Arguably the mother source of all horror, Shelley’s influential myth of hubris and all-too-human monstrosity is here confined exclusively to the Creature’s perspective, and is presented in a form both fragmented and reconstituted. Yet what stitches together the disparate parts of this piecemeal narrative is the absolute and ever-present centrality of the Creature himself, captured in a single, continuous monochrome take as he treads the boards of a ruined building’s alcove that serves all at once as proscenium and performance space for his tragic rise and rise.
Shot wide by a fixed camera, this set becomes the imaginative, flexible stage for all the Creature’s transglobal adventures, while also becoming his (and our) prison house. For, spurned from the start by his Maker/Father, the Creature is unloved, friendless, entirely self-taught, and always profoundly alone – and this solipsism makes his point of view itself a form of solitary confinement. This is a solo show – a monologue delivered in absolute isolation and exile from humanity, with the series of victims left in the Creature’s wake all conjured entirely by cloth props. Indeed, our only visual escape from this concentrated spectacle of the Creature’s self are occasional superimpositions of illustrative landscapes – or yet more images of the Creature.
Filmed in a single day, Frankenstein’s Creature is a peculiar hybrid of book, theatre and cinema that comes “far from fully formed”, and revels in its own monstrous imperfections. It is undeniably stagey – but Swanton’s performance is an intense tour de force, captivating the viewer’s attention with not just the Creature’s cruel perversion, but also his pathos and poetry. Unlike the inarticulate brute typically portrayed in cinema ever since his first incarnation in James Whale’s 1931 classic, Swanton’s Creature is much closer to Shelley’s original: a thoughtful, sensitive, eloquent entity, made murderously monstrous by his own harsh treatment, and always aching for the approval of the Father who has despised him. Swanton’s soliloquised script (originally written as a play) brims with sophisticated verbal symmetries and echoing wordplay, at last giving voice to a Creature woven as much from his own words as from the parts of others’ corpses.
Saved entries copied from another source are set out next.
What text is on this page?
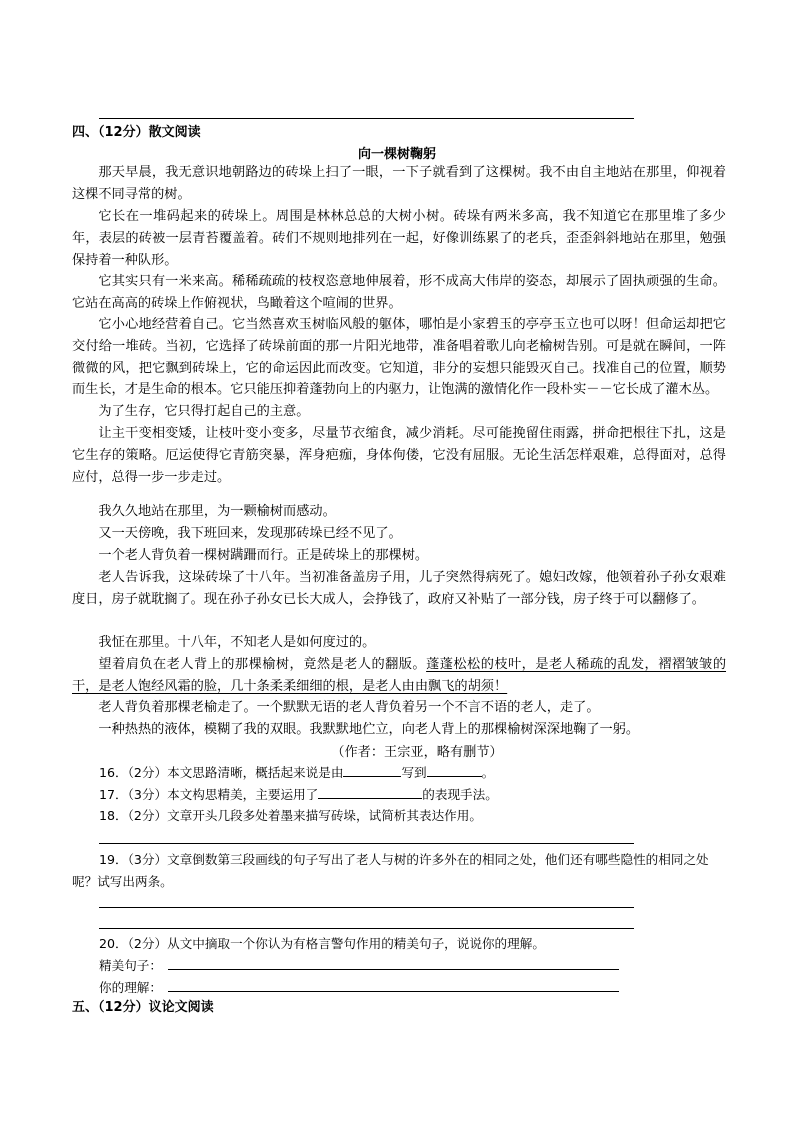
四、（12分）散文阅读
向一棵树鞠躬

那天早晨，我无意识地朝路边的砖垛上扫了一眼，一下子就看到了这棵树。我不由自主地站在那里，仰视着这棵不同寻常的树。

它长在一堆码起来的砖垛上。周围是林林总总的大树小树。砖垛有两米多高，我不知道它在那里堆了多少年，表层的砖被一层青苔覆盖着。砖们不规则地排列在一起，好像训练累了的老兵，歪歪斜斜地站在那里，勉强保持着一种队形。

它其实只有一米来高。稀稀疏疏的枝杈恣意地伸展着，形不成高大伟岸的姿态，却展示了固执顽强的生命。它站在高高的砖垛上作俯视状，鸟瞰着这个喧闹的世界。

它小心地经营着自己。它当然喜欢玉树临风般的躯体，哪怕是小家碧玉的亭亭玉立也可以呀！但命运却把它交付给一堆砖。当初，它选择了砖垛前面的那一片阳光地带，准备唱着歌儿向老榆树告别。可是就在瞬间，一阵微微的风，把它飘到砖垛上，它的命运因此而改变。它知道，非分的妄想只能毁灭自己。找准自己的位置，顺势而生长，才是生命的根本。它只能压抑着蓬勃向上的内驱力，让饱满的激情化作一段朴实－－它长成了灌木丛。

为了生存，它只得打起自己的主意。

让主干变相变矮，让枝叶变小变多，尽量节衣缩食，减少消耗。尽可能挽留住雨露，拼命把根往下扎，这是它生存的策略。厄运使得它青筋突暴，浑身疤痂，身体佝偻，它没有屈服。无论生活怎样艰难，总得面对，总得应付，总得一步一步走过。

我久久地站在那里，为一颗榆树而感动。

又一天傍晚，我下班回来，发现那砖垛已经不见了。

一个老人背负着一棵树蹒跚而行。正是砖垛上的那棵树。

老人告诉我，这垛砖垛了十八年。当初准备盖房子用，儿子突然得病死了。媳妇改嫁，他领着孙子孙女艰难度日，房子就耽搁了。现在孙子孙女已长大成人，会挣钱了，政府又补贴了一部分钱，房子终于可以翻修了。

我怔在那里。十八年，不知老人是如何度过的。

望着肩负在老人背上的那棵榆树，竟然是老人的翻版。蓬蓬松松的枝叶，是老人稀疏的乱发，褶褶皱皱的干，是老人饱经风霜的脸，几十条柔柔细细的根，是老人由由飘飞的胡须！

老人背负着那棵老榆走了。一个默默无语的老人背负着另一个不言不语的老人，走了。

一种热热的液体，模糊了我的双眼。我默默地伫立，向老人背上的那棵榆树深深地鞠了一躬。

（作者：王宗亚，略有删节）
16．（2分）本文思路清晰，概括起来说是由	写到	。
17．（3分）本文构思精美，主要运用了	的表现手法。
18．（2分）文章开头几段多处着墨来描写砖垛，试简析其表达作用。
19．（3分）文章倒数第三段画线的句子写出了老人与树的许多外在的相同之处，他们还有哪些隐性的相同之处呢？试写出两条。
20．（2分）从文中摘取一个你认为有格言警句作用的精美句子，说说你的理解。
精美句子：
你的理解：
五、（12分）议论文阅读
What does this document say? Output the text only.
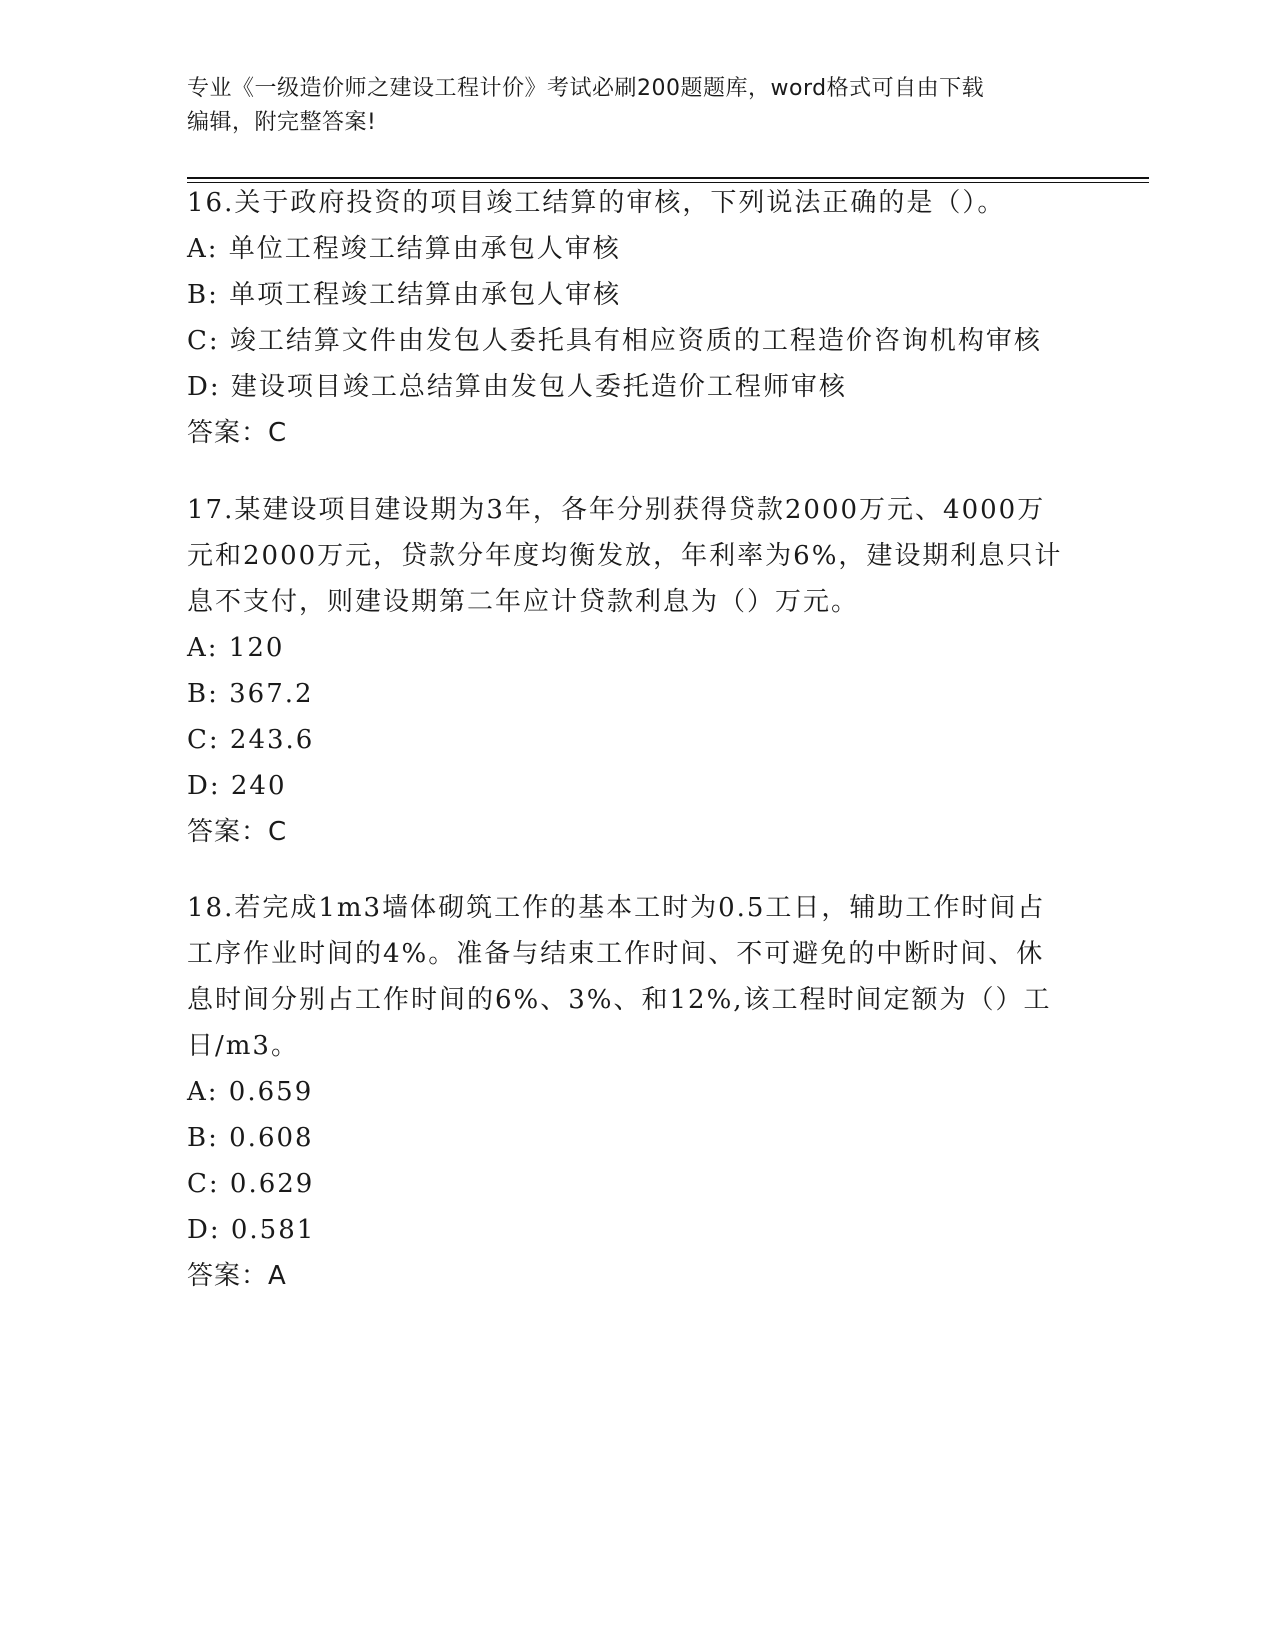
专业《一级造价师之建设工程计价》考试必刷200题题库，word格式可自由下载
编辑，附完整答案!
16.关于政府投资的项目竣工结算的审核，下列说法正确的是（）。
A: 单位工程竣工结算由承包人审核
B: 单项工程竣工结算由承包人审核
C: 竣工结算文件由发包人委托具有相应资质的工程造价咨询机构审核
D: 建设项目竣工总结算由发包人委托造价工程师审核
答案：C
17.某建设项目建设期为3年，各年分别获得贷款2000万元、4000万元和2000万元，贷款分年度均衡发放，年利率为6%，建设期利息只计息不支付，则建设期第二年应计贷款利息为（）万元。
A: 120
B: 367.2
C: 243.6
D: 240
答案：C
18.若完成1m3墙体砌筑工作的基本工时为0.5工日，辅助工作时间占工序作业时间的4%。准备与结束工作时间、不可避免的中断时间、休息时间分别占工作时间的6%、3%、和12%,该工程时间定额为（）工日/m3。
A: 0.659
B: 0.608
C: 0.629
D: 0.581
答案：A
Filmed in a literal niche, Frankenstein’s Creature is also a production of unquestionably niche appeal – but for those attuned to its particular vibe, it is a complex, paradoxical creation, not quite cinema in much the same way that its only character is not quite human. The challenge to the viewer is to accept both film and protagonist for what they are, rather than casting them out for what they are not.